If You Could See Your Future Regrets About Finances
We rue most the failure to expect life’s unpleasant surprises
Widespread failure to start saving early enough and in sufficient quantity — procrastination, essentially — dominates the discussion among experts on how to solve the nation’s retirement savings crisis.
Retirement calculators, lessons on the miracle of compounding and pleas to work longer and put off claiming Social Security all are aimed at the broad goal of getting people to save earlier, bigger and for longer. Don’t procrastinate.
But what if people, looking back on their lives — and their often-insufficient savings — don’t see it that way? Suppose they see the savings shortfall as a result of something that happened to them, rather than something they failed to do? A career derailed. Health problems. Investments gone bad. Divorce. “I was saving diligently and then got tripped up.”
The solution is the same regardless of the nature of the regret, of course: Save more and earlier as a buffer against ill fortune, and, as experts have long preached, against the blessings of longevity. But understanding how people frame the regret could be important to motivating them to save more and earlier.
A study published by the National Bureau of Economic Research found, in a survey of 60- to 79-year-olds, roughly 59% of people regretted not saving more. No surprise there. What was unexpected, though, is that of those with regrets, 66% blamed unexpected events for the regret. In the researchers’ words, that sizable majority “reported experiencing a shock earlier in life leading to adverse economic consequences.”
Just 43% copped to plain old regret of not having saved more.
A troubling side note: 38% of those with any regret about not saving more said Social Security benefits were less than they had expected. Don’t be among those 38%; use the Social Security Administration’s benefits estimator so you know exactly what’s coming your way.
The regret research is particularly timely as we’re in the midst of an enormous economic shock, the coronavirus recession. Decades from now, if the research holds true, many with insufficient retirement savings will note that they were unemployed during the pandemic, or that health problems interrupted their careers, among other ill effects. So, some advice:
Count on shocks. We have no idea when the next economic meltdown will hit, nor the particular contours of its cause and path. But here’s what we do know: We’ve had two of them in a dozen years. That should be all the evidence you need to want to build financial insulation for the next one. And the one after that.
What’s more, few families entirely escape the pain of extended joblessness, chronic health problems, divorce or the unexpectedly large financial penalties of caring for children or aging parents. Life viewed in this context seems to cry out for a very large financial buffer. Even if you’re sailing along free of these troubles, each time you see someone else suffering from them, remember it could be you, so save like it will be.
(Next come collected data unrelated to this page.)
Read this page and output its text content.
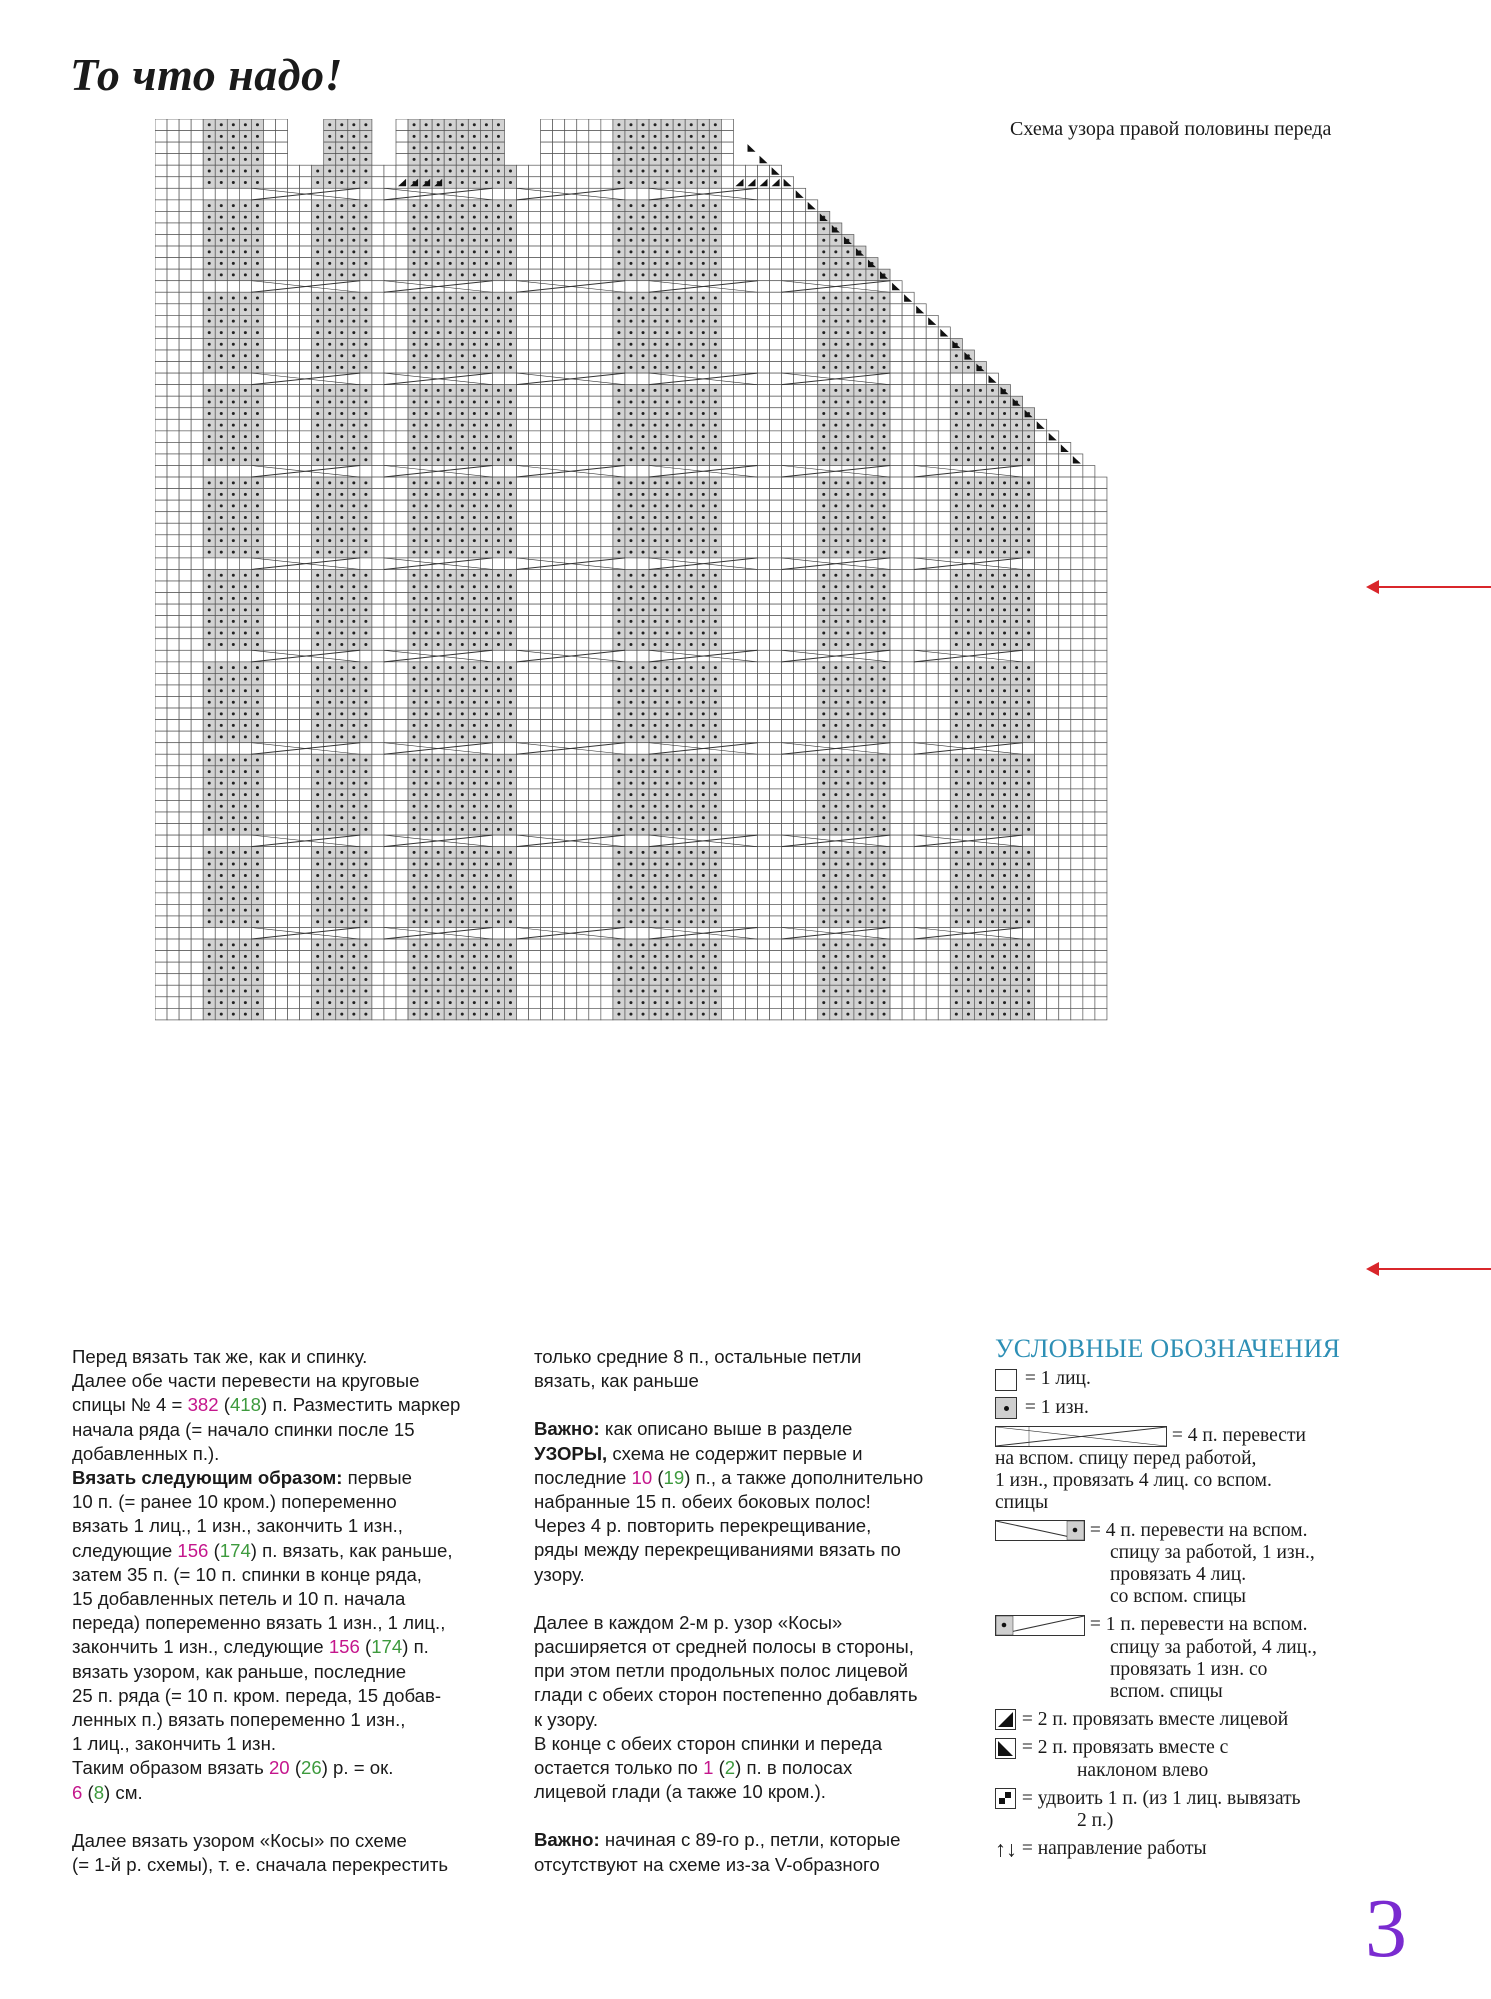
То что надо!
Схема узора правой половины переда

Перед вязать так же, как и спинку.

Далее обе части перевести на круговые

спицы № 4 = 382 (418) п. Разместить маркер

начала ряда (= начало спинки после 15

добавленных п.).

Вязать следующим образом: первые

10 п. (= ранее 10 кром.) попеременно

вязать 1 лиц., 1 изн., закончить 1 изн.,

следующие 156 (174) п. вязать, как раньше,

затем 35 п. (= 10 п. спинки в конце ряда,

15 добавленных петель и 10 п. начала

переда) попеременно вязать 1 изн., 1 лиц.,

закончить 1 изн., следующие 156 (174) п.

вязать узором, как раньше, последние

25 п. ряда (= 10 п. кром. переда, 15 добав-

ленных п.) вязать попеременно 1 изн.,

1 лиц., закончить 1 изн.

Таким образом вязать 20 (26) р. = ок.

6 (8) см.

Далее вязать узором «Косы» по схеме

(= 1-й р. схемы), т. е. сначала перекрестить

только средние 8 п., остальные петли

вязать, как раньше

Важно: как описано выше в разделе

УЗОРЫ, схема не содержит первые и

последние 10 (19) п., а также дополнительно

набранные 15 п. обеих боковых полос!

Через 4 р. повторить перекрещивание,

ряды между перекрещиваниями вязать по

узору.

Далее в каждом 2-м р. узор «Косы»

расширяется от средней полосы в стороны,

при этом петли продольных полос лицевой

глади с обеих сторон постепенно добавлять

к узору.

В конце с обеих сторон спинки и переда

остается только по 1 (2) п. в полосах

лицевой глади (а также 10 кром.).

Важно: начиная с 89-го р., петли, которые

отсутствуют на схеме из-за V-образного

УСЛОВНЫЕ ОБОЗНАЧЕНИЯ
= 1 лиц.
= 1 изн.
= 4 п. перевести
на вспом. спицу перед работой,
1 изн., провязать 4 лиц. со вспом.
спицы
= 4 п. перевести на вспом.
спицу за работой, 1 изн.,
провязать 4 лиц.
со вспом. спицы
= 1 п. перевести на вспом.
спицу за работой, 4 лиц.,
провязать 1 изн. со
вспом. спицы
= 2 п. провязать вместе лицевой
= 2 п. провязать вместе с
наклоном влево
= удвоить 1 п. (из 1 лиц. вывязать
2 п.)
↑↓ = направление работы
3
To do that, examine your spending, including the smaller items.
And the really big spending items.
Seek out the best solution, not the easiest. In times of stress it is understandable to look for the quickest fix. That can often mean tapping retirement savings early. A survey of 401(k) savers this past summer reported that nearly one in three had taken an early withdrawal or loan from their 401(k) amid the COVID upheaval.
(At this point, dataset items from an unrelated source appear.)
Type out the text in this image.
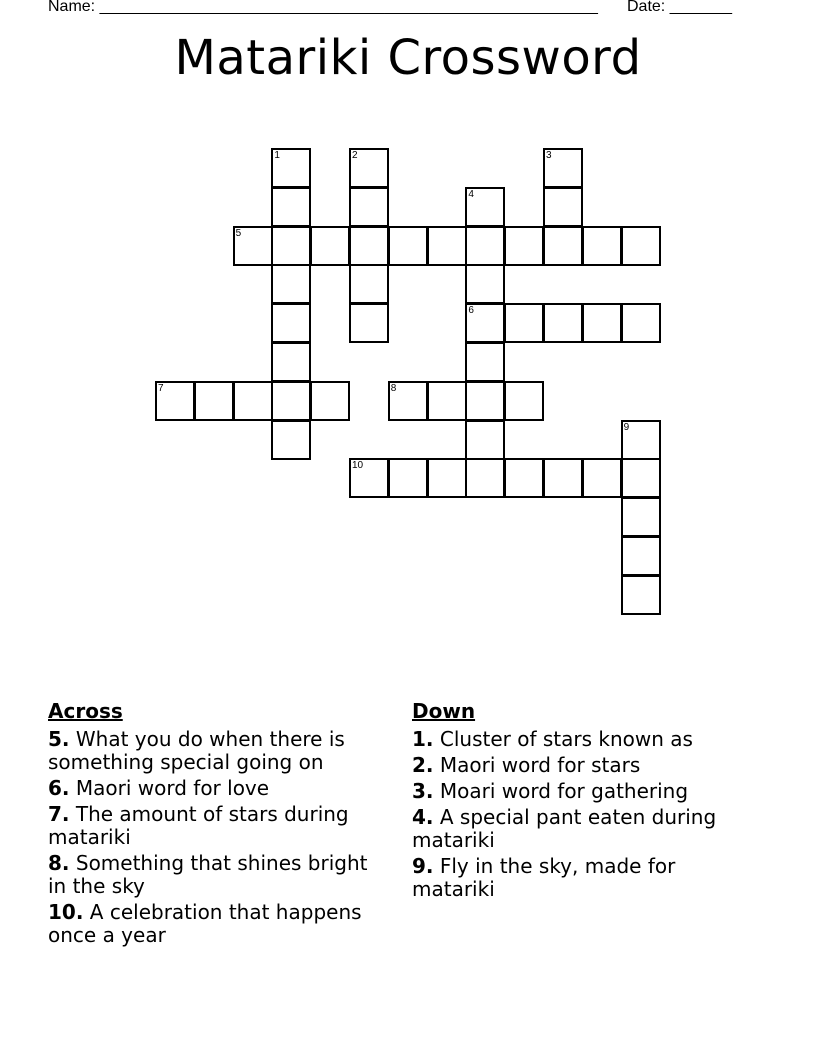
Name: ________________________________________________________ Date: _______
Matariki Crossword
1	2	3
4
6
5
7	8
9
10
Across
5. What you do when there is something special going on
6. Maori word for love
7. The amount of stars during matariki
8. Something that shines bright in the sky
10. A celebration that happens once a year
Down
1. Cluster of stars known as
2. Maori word for stars
3. Moari word for gathering
4. A special pant eaten during matariki
9. Fly in the sky, made for matariki
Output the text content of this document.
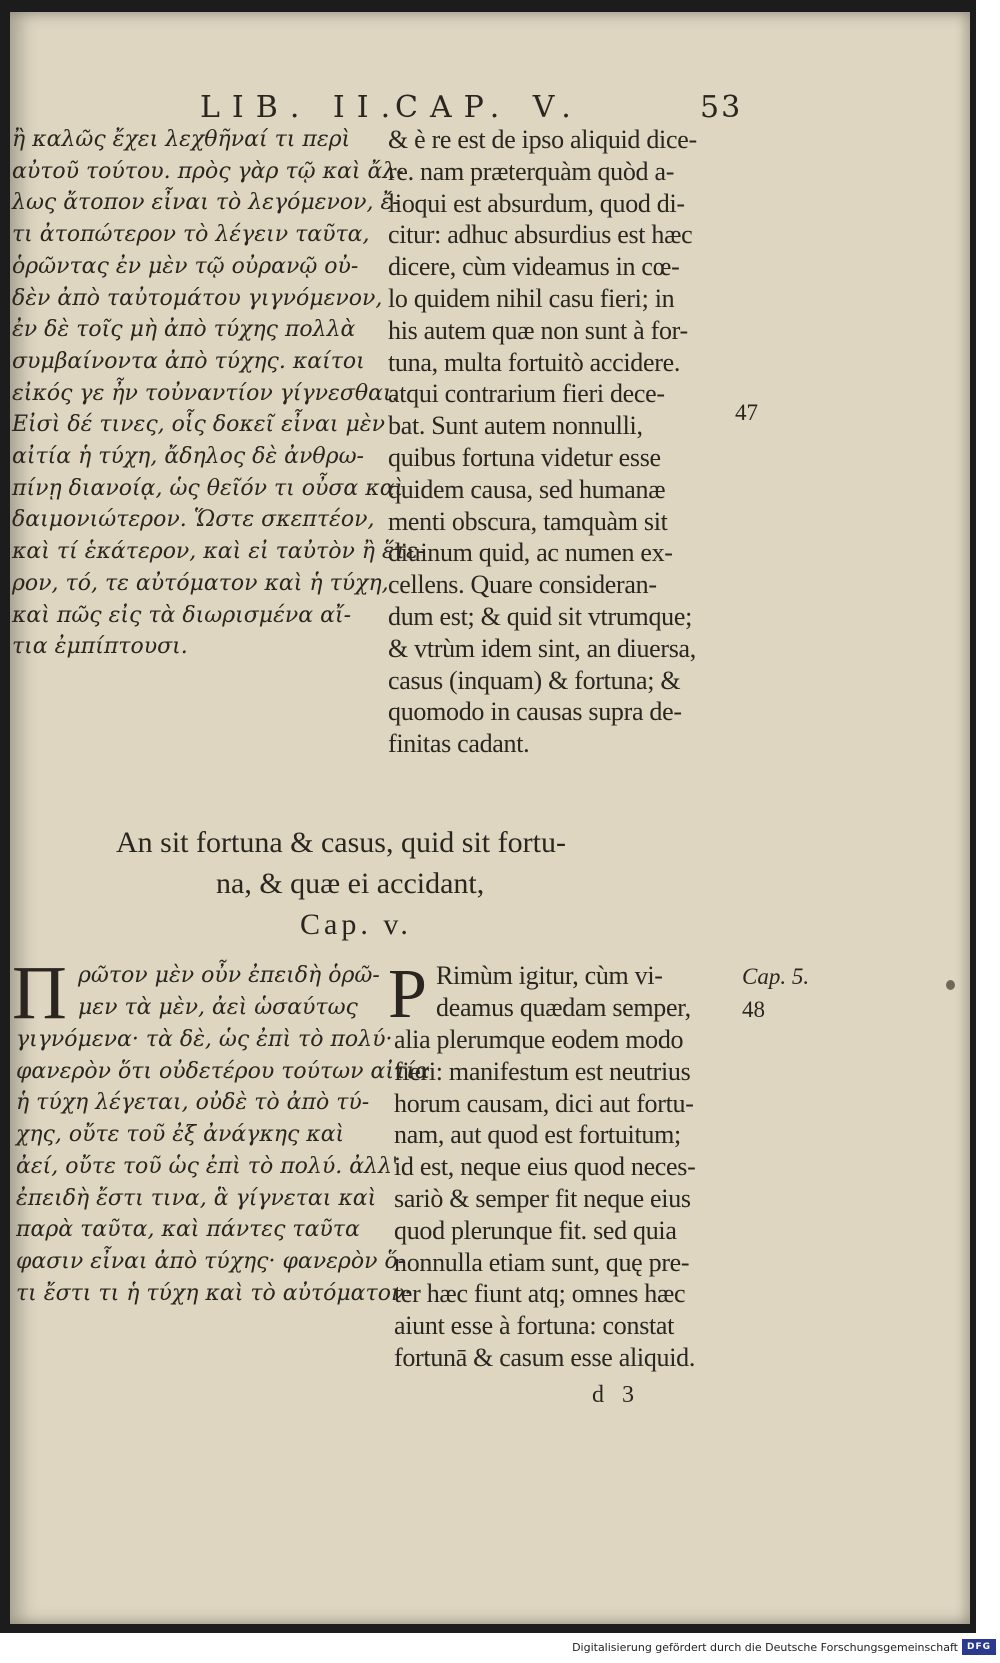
LIB. II.
CAP. V.	53
ἢ καλῶς ἔχει λεχθῆναί τι περὶ
αὐτοῦ τούτου. πρὸς γὰρ τῷ καὶ ἄλ-
λως ἄτοπον εἶναι τὸ λεγόμενον, ἔ-
τι ἀτοπώτερον τὸ λέγειν ταῦτα,
ὁρῶντας ἐν μὲν τῷ οὐρανῷ οὐ-
δὲν ἀπὸ ταὐτομάτου γιγνόμενον,
ἐν δὲ τοῖς μὴ ἀπὸ τύχης πολλὰ
συμβαίνοντα ἀπὸ τύχης. καίτοι
εἰκός γε ἦν τοὐναντίον γίγνεσθαι.
Εἰσὶ δέ τινες, οἷς δοκεῖ εἶναι μὲν
αἰτία ἡ τύχη, ἄδηλος δὲ ἀνθρω-
πίνῃ διανοίᾳ, ὡς θεῖόν τι οὖσα καὶ
δαιμονιώτερον. Ὥστε σκεπτέον,
καὶ τί ἑκάτερον, καὶ εἰ ταὐτὸν ἢ ἕτε-
ρον, τό, τε αὐτόματον καὶ ἡ τύχη,
καὶ πῶς εἰς τὰ διωρισμένα αἴ-
τια ἐμπίπτουσι.
& è re est de ipso aliquid dice-
re. nam præterquàm quòd a-
lioqui est absurdum, quod di-
citur: adhuc absurdius est hæc
dicere, cùm videamus in cœ-
lo quidem nihil casu fieri; in
his autem quæ non sunt à for-
tuna, multa fortuitò accidere.
atqui contrarium fieri dece-
bat. Sunt autem nonnulli,
quibus fortuna videtur esse
quidem causa, sed humanæ
menti obscura, tamquàm sit
diuinum quid, ac numen ex-
cellens. Quare consideran-
dum est; & quid sit vtrumque;
& vtrùm idem sint, an diuersa,
casus (inquam) & fortuna; &
quomodo in causas supra de-
finitas cadant.
47
An sit fortuna & casus, quid sit fortu-
na, & quæ ei accidant,
Cap. v.
Π ρῶτον μὲν οὖν ἐπειδὴ ὁρῶ-
μεν τὰ μὲν, ἀεὶ ὡσαύτως
γιγνόμενα· τὰ δὲ, ὡς ἐπὶ τὸ πολύ·
φανερὸν ὅτι οὐδετέρου τούτων αἰτία
ἡ τύχη λέγεται, οὐδὲ τὸ ἀπὸ τύ-
χης, οὔτε τοῦ ἐξ ἀνάγκης καὶ
ἀεί, οὔτε τοῦ ὡς ἐπὶ τὸ πολύ. ἀλλ'
ἐπειδὴ ἔστι τινα, ἃ γίγνεται καὶ
παρὰ ταῦτα, καὶ πάντες ταῦτα
φασιν εἶναι ἀπὸ τύχης· φανερὸν ὅ-
τι ἔστι τι ἡ τύχη καὶ τὸ αὐτόματον·
P Rimùm igitur, cùm vi-
deamus quædam semper,
alia plerumque eodem modo
fieri: manifestum est neutrius
horum causam, dici aut fortu-
nam, aut quod est fortuitum;
id est, neque eius quod neces-
sariò & semper fit neque eius
quod plerunque fit. sed quia
nonnulla etiam sunt, quę pre-
ter hæc fiunt atq; omnes hæc
aiunt esse à fortuna: constat
fortunā & casum esse aliquid.
Cap. 5.
48
d   3
Digitalisierung gefördert durch die Deutsche Forschungsgemeinschaft DFG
But as recent as that decision was, more than half who took out money have already expressed regret at their decision. The most oft-cited regret trigger: They didn’t fully realize the long-term consequence (it can cause a dramatic reduction in savings at retirement), and they weren’t aware they might have had other options. For example, many homeowners were granted a moratorium on mortgage payments.
In the heat of the stress, the ability to raid one’s retirement was hard to resist. Especially given Congress’ coronavirus decision to make it even easier to raid larger sums, and take up to three years to pay the tax bill. To be clear, an early withdrawal may indeed be the right move for your household, but it should be the last move you consider. Not the first. Or the only.
This is where working with a financial planner can lead to better decision-making. Granted, it seems odd to suggest spending money on a planner when you’re worried about not having enough money. But avoiding big mistakes is a foundation of financial security.
And don’t wait for the next crisis. Having those conversations now, doing the number-crunching, making the spending/savings decisions today is how you set yourself up to better navigate the next economic shock.